I will divide these two cases.

> Also, there's a checkpatch "CHECK" here. You'll see it when using the
> "--strict" flag with checkpatch.
> 
>> +		ret = MCE_PANIC_SEVERITY;
>> +		goto amd_severity;
>>  	}
>>  
>> -	/*
>> -	 * deferred error: poll handler catches these and adds to mce_ring so
>> -	 * memory-failure can take recovery actions.
>> -	 */
>> -	if (m->status & MCI_STATUS_DEFERRED)
>> -		return MCE_DEFERRED_SEVERITY;
>> +	if (error_context(m, regs) == IN_KERNEL) {
>> +		ret = MCE_PANIC_SEVERITY;
>> +	}
> 
> Braces aren't needed here. The previous comment about braces was for when
> there's a block of "if/else-if/else" statements.

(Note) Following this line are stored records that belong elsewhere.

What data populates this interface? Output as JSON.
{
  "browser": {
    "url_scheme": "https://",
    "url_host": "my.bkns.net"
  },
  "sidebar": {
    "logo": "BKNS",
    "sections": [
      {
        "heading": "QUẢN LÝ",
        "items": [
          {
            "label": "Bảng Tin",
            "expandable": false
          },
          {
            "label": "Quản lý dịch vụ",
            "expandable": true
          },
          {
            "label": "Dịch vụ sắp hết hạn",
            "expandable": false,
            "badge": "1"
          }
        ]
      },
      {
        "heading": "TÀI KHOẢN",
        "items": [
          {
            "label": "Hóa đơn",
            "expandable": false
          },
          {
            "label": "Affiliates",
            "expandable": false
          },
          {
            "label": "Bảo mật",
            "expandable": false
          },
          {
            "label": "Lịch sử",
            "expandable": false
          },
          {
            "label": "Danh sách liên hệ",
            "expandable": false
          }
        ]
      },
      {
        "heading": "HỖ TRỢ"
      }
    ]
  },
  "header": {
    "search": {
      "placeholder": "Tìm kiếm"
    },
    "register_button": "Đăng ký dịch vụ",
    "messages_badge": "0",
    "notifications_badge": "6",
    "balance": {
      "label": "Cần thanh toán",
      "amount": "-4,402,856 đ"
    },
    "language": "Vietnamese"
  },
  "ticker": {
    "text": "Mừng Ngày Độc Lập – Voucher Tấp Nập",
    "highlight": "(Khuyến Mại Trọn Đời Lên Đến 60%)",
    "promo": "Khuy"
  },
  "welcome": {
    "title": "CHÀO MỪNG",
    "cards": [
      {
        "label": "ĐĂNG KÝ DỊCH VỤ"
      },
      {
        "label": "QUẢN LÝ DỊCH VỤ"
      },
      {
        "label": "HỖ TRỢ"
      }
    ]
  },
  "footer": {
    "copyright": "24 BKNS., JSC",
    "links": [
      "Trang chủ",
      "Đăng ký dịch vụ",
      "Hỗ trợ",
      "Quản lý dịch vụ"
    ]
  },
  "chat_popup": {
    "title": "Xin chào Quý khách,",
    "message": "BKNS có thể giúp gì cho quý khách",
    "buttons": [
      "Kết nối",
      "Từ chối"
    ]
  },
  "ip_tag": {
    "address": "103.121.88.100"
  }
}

A single "if" statement with
> a single line doesn't need braces.
> 

Ack

>>  
>> -	/*
>> -	 * corrected error: poll handler catches these and passes responsibility
>> -	 * of decoding the error to EDAC
>> -	 */
>> -	return MCE_KEEP_SEVERITY;
>> +amd_severity:
> 
> This label doesn't look right to me. Maybe I'm too used to seeing "out" and
> "err" labels.
> 
> Please see "Documentation/process/coding-style.rst" section (7) "Centralized
> exiting of functions".
> 
> Maybe something like "out_ret_severity" to indicate the code is going to exit
> and return the severity. Or maybe just use "out"? Maybe others have thoughts
> on this.
> 

"out_amd_severity" sounds good to me.

> Thanks,
> Yazen

Will send updated pachset. 

Thanks,
Carlos